Views expressed in opinion columns are the author’s own.
The administrative state — the leviathan of administrative agencies such as the Agriculture and Homeland Security departments, generally created and given lawmaking powers by Congress but run by the executive — is a favorite boogeyman of the pro-Donald Trump right.
In February 2017, Steve Bannon, architect of the Trump campaign, promised the administration would focus on the “deconstruction of the administrative state.” In a 2016 article titled “After the Republic,” Claremont Institute fellow Angelo Codevilla wrote that “Americans … no longer live politically” but are “ruled administratively according to scientific knowledge.” And a 2017 article by Deion Kathawa for the Center for American Greatness argues along the same lines that the Trump administration is mostly concerned with the American people’s ability to “chart their own political destiny unencumbered by … the administrative state.”
Yet the recent government shutdown over funding a border wall reveals this objection is not serious. Trump has threatened to secure funding for the wall via emergency declaration, if Congress will not fund it through normal procedure. The temporary agreement that reopened the government for three weeks did not resolve this. In his speech announcing the deal, Trump once again implied he could use an emergency declaration, and many congressional Republicans have indicated they’d be OK with that.
In an article for the right-wing website American Greatness, John Eastman lays out the case that Trump has this power. The argument is simple enough: the National Emergencies Act of 1976 grants the president the power to declare a national emergency and gives authority to the Defense Secretary to allocate their department’s funds for construction as they see fit.
In other words, the NEA transfers congressional power to allocate funds to an executive agency, the Defense Department. This is precisely the kind of law that an opponent of the administrative state would need to attack; shifting powers from Congress to the executive is exactly what defines the administrative state.

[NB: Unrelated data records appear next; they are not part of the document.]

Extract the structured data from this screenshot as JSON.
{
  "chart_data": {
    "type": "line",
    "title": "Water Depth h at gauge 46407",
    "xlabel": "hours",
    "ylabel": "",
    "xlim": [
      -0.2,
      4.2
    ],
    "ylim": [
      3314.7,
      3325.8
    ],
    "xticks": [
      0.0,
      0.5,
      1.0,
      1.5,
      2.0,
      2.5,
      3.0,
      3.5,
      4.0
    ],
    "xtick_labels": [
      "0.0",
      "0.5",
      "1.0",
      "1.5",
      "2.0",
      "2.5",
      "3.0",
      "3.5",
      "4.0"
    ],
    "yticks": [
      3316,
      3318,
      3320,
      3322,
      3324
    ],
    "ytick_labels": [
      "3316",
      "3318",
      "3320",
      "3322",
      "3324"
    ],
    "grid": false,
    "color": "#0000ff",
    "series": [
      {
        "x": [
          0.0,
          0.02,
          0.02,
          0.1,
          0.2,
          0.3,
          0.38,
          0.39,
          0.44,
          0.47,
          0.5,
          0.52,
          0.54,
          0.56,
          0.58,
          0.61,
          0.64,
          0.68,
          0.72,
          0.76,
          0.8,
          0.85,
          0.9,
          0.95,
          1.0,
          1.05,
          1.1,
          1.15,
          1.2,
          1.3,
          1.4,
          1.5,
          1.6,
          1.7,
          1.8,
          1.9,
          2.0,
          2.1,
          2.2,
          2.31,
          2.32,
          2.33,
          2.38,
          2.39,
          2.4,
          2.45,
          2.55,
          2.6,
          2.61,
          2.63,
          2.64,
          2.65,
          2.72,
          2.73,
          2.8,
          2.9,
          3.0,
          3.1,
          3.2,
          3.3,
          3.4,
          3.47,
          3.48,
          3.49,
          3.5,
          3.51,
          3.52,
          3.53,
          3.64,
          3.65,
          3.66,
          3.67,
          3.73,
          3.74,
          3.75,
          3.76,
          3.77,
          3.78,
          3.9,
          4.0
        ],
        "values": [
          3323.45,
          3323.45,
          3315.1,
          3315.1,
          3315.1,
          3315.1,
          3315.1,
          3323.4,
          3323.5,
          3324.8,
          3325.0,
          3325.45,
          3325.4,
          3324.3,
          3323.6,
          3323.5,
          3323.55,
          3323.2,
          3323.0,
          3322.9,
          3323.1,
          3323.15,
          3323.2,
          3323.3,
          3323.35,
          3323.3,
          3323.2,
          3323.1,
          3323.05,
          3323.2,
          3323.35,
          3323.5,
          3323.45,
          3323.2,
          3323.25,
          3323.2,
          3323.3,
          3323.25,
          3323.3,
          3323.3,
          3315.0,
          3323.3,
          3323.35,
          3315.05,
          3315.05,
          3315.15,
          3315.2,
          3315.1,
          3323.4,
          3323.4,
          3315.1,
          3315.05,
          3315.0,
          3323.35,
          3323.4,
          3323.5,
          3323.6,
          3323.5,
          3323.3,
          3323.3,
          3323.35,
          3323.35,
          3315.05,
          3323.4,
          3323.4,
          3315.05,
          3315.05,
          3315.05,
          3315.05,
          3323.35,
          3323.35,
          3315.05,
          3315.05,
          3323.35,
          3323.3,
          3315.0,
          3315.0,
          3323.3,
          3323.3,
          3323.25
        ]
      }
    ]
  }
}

But instead of attacking this proposal, the same pro-Trump conservatives who claim to loathe the administrative state have rallied behind it. In another American Greatness article, for instance, Codevilla laments Trump’s “self-humiliating surrender to the ruling class, despite his possession of full power to trump that class by declaring the national emergency.”
As Eric Posner and Adrian Vermeule argue in their 2010 book, The Executive Unbound, emergency action is in fact a major way the administrative state expands. Based on the writing of Carl Schmitt, Posner and Vermeule posit that “[o]nly the executive is institutionally capable of reacting with sufficient speed and force.” This is especially true in times of crisis.
There’s no way around it, either. Congress is made up of 535 voting members, and at least 269 of them must agree for anything to happen. By contrast, the executive branch is under the control of one person. New rules must filter through the bureaucracy, but with the arguable exception of a few “independent” agencies — which in practice must cooperate heavily with the other agencies — the president can make the bureaucracy comply through hiring and firing. Nobody can make Congress agree on something.
I don’t really care about catching Republicans in hypocrisy here. My point is that arguments about the administrative state are a diversion that nobody takes seriously when they think they can win on the merits of a policy instead. The administrative state is a necessary component of a government that deals with modern problems effectively, and is not in itself oppressive.
What matters is the quality of the policies being enacted. Questions about the legitimacy of the “administrative state” only come up when Republicans don’t think the administrative state is making good policies. As Trump just showed us, this isn’t a serious argument, and we shouldn’t regard it as such.